As it turns out, James Charles Fairminer had married Kate Hobbs in 1880 and around six months later their daughter Ann was born in East Meon in Hampshire. Kate was the daughter of Mark and Mary Hobbs, she was born in 1855 in Steep just outside Petersfield. Both James and Kate can be traced back through the censuses to the 1861 census when James was 2 years old and living in Cheam with his parents James and Ann Fairminer, whilst a 5 year old Kate was with Mark and Mary Hobbs and her many siblings all living in Steep.
 Something must have happened during the next ten years as the 1891 census finds Kate still living in East Meon but as Kate Hobbs not Kate Fairminer. With her is Sarah who is now 17 years old and working as a domestic servant. There is no sign of James Fairminer. Searching all subsequent censuses finds no entries for James Fairminer and a search of deaths registered finds no evidence for his death either.
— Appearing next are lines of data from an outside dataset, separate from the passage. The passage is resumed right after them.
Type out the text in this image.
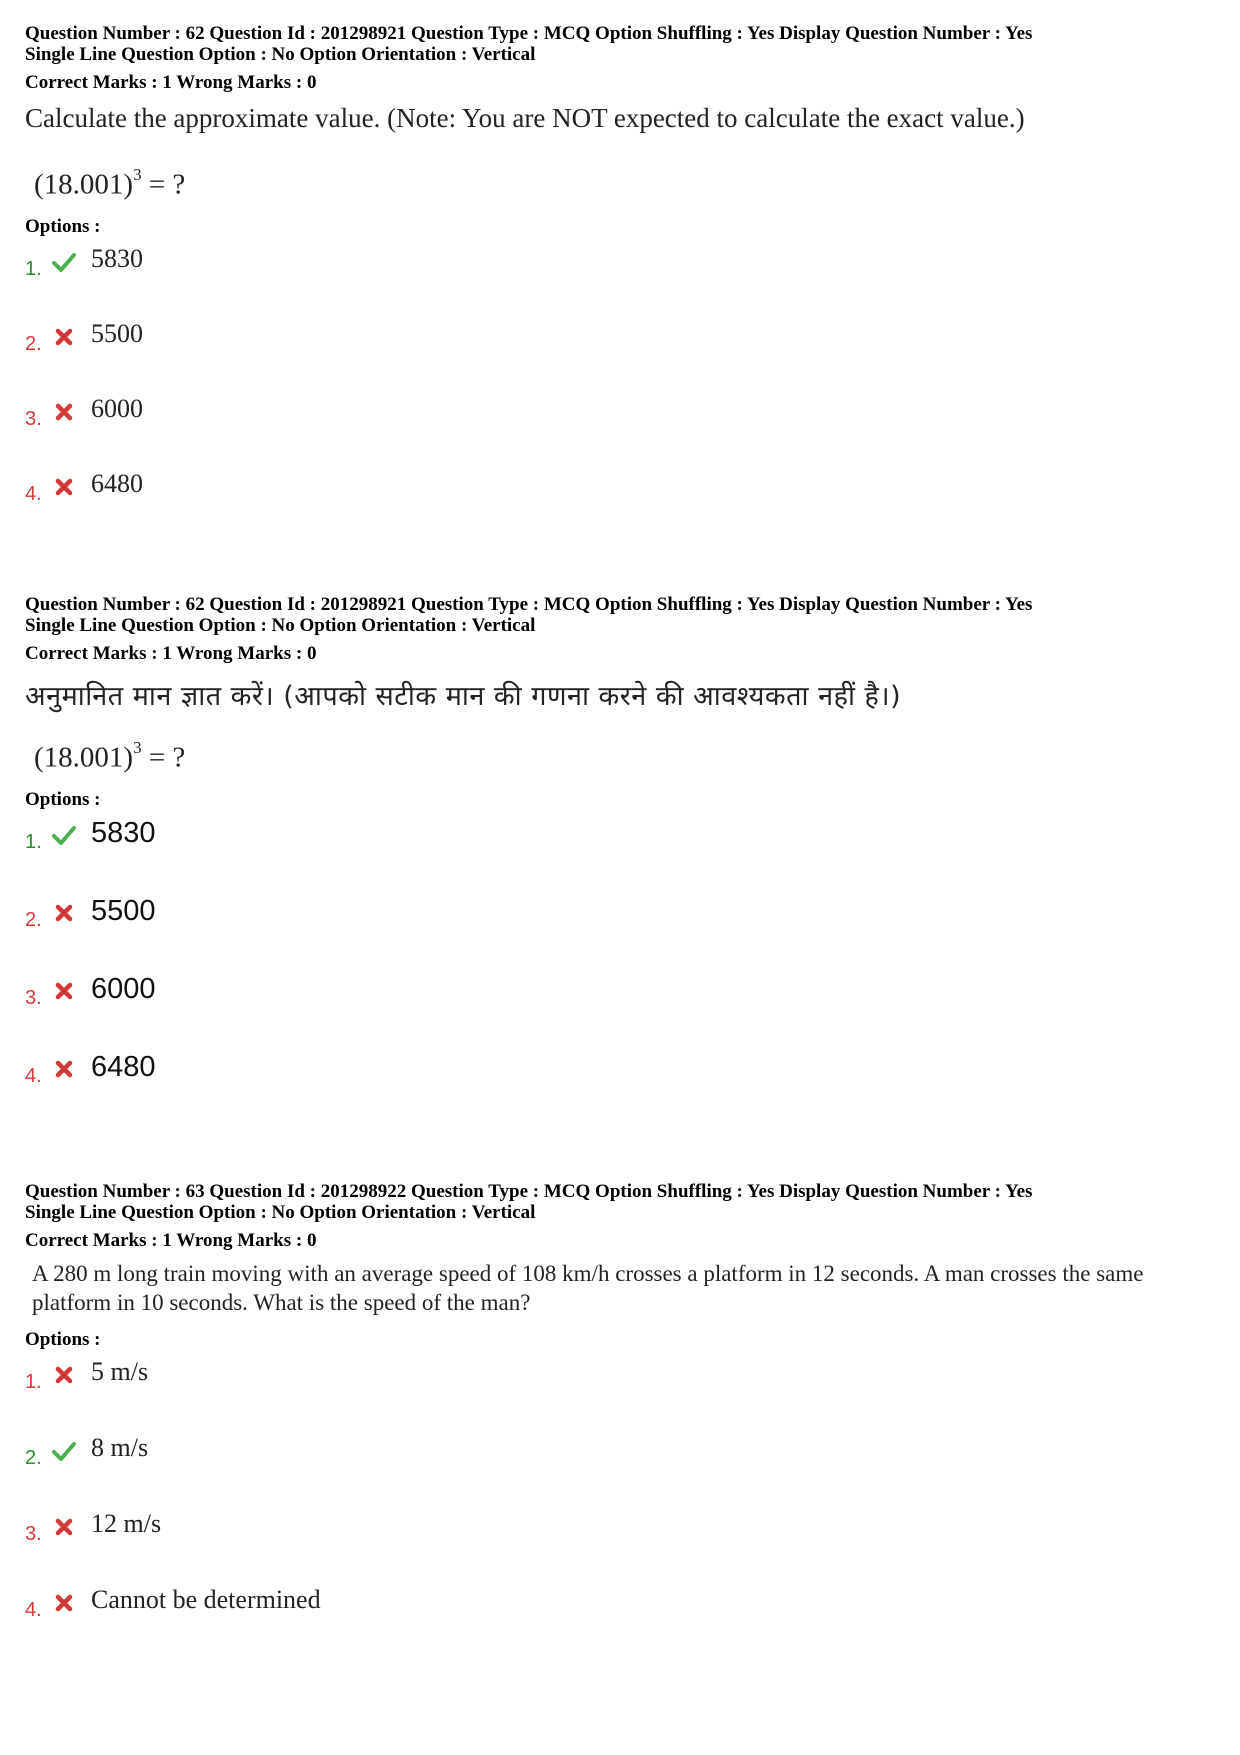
Question Number : 62 Question Id : 201298921 Question Type : MCQ Option Shuffling : Yes Display Question Number : Yes
Single Line Question Option : No Option Orientation : Vertical
Correct Marks : 1 Wrong Marks : 0
Calculate the approximate value. (Note: You are NOT expected to calculate the exact value.)
$(18.001)^3$ = ?
Options :
1. 5830
2. 5500
3. 6000
4. 6480
Question Number : 62 Question Id : 201298921 Question Type : MCQ Option Shuffling : Yes Display Question Number : Yes
Single Line Question Option : No Option Orientation : Vertical
Correct Marks : 1 Wrong Marks : 0
अनुमानित मान ज्ञात करें। (आपको सटीक मान की गणना करने की आवश्यकता नहीं है।)
$(18.001)^3$ = ?
Options :
1. 5830
2. 5500
3. 6000
4. 6480
Question Number : 63 Question Id : 201298922 Question Type : MCQ Option Shuffling : Yes Display Question Number : Yes
Single Line Question Option : No Option Orientation : Vertical
Correct Marks : 1 Wrong Marks : 0
A 280 m long train moving with an average speed of 108 km/h crosses a platform in 12 seconds. A man crosses the same platform in 10 seconds. What is the speed of the man?
Options :
1. 5 m/s
2. 8 m/s
3. 12 m/s
4. Cannot be determined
Ann Fairminer daughter of James and Kate is also absent from the census but as it turns out she died shortly after her first birthday. 
There are many reasons someone can be appear to be missing from the census such as indexing errors and misspelt surnames but I did eventually find James Fairminer because the one detail which he was fairly consistent with in all his other censuses was that he was born in Cheam in 1859. I found James C Bridger in the 1891 census with his wife Elizabeth and two children; James aged 3 years and William aged 1 year. He is clearly entered as Bridger and not Fairminer so appears to simply share the same year and place of birth as James Fairminer except for the fact that he is living next door to a George Fairminer. A further search confirms that George Fairminer is a brother to James Fairminer and that Bridger is the maiden name of James and George's mother. So it appears that when James Fairminer's marriage to Kate Hobbs broke down Kate resumed her single life and James Charles Fairminer reinvented himself as James Charles Bridger. And as James Bridger he (bigamously) married Elizabeth Benham in 1885 and brought up his new large family - all as Bridgers. 
Divorce became more accessible in 1857 but it still offered only limited options; you could not divorce simply because you no longer wanted to be married to each other. So many couples continued as they had done in the past to separate and move away resuming a single life, just as Kate Hobbs and James Fairminer/Bridger did. 
Hopefully any Bridgers tracing their family back to James Bridger will be able to bridge the gap to James Fairminer.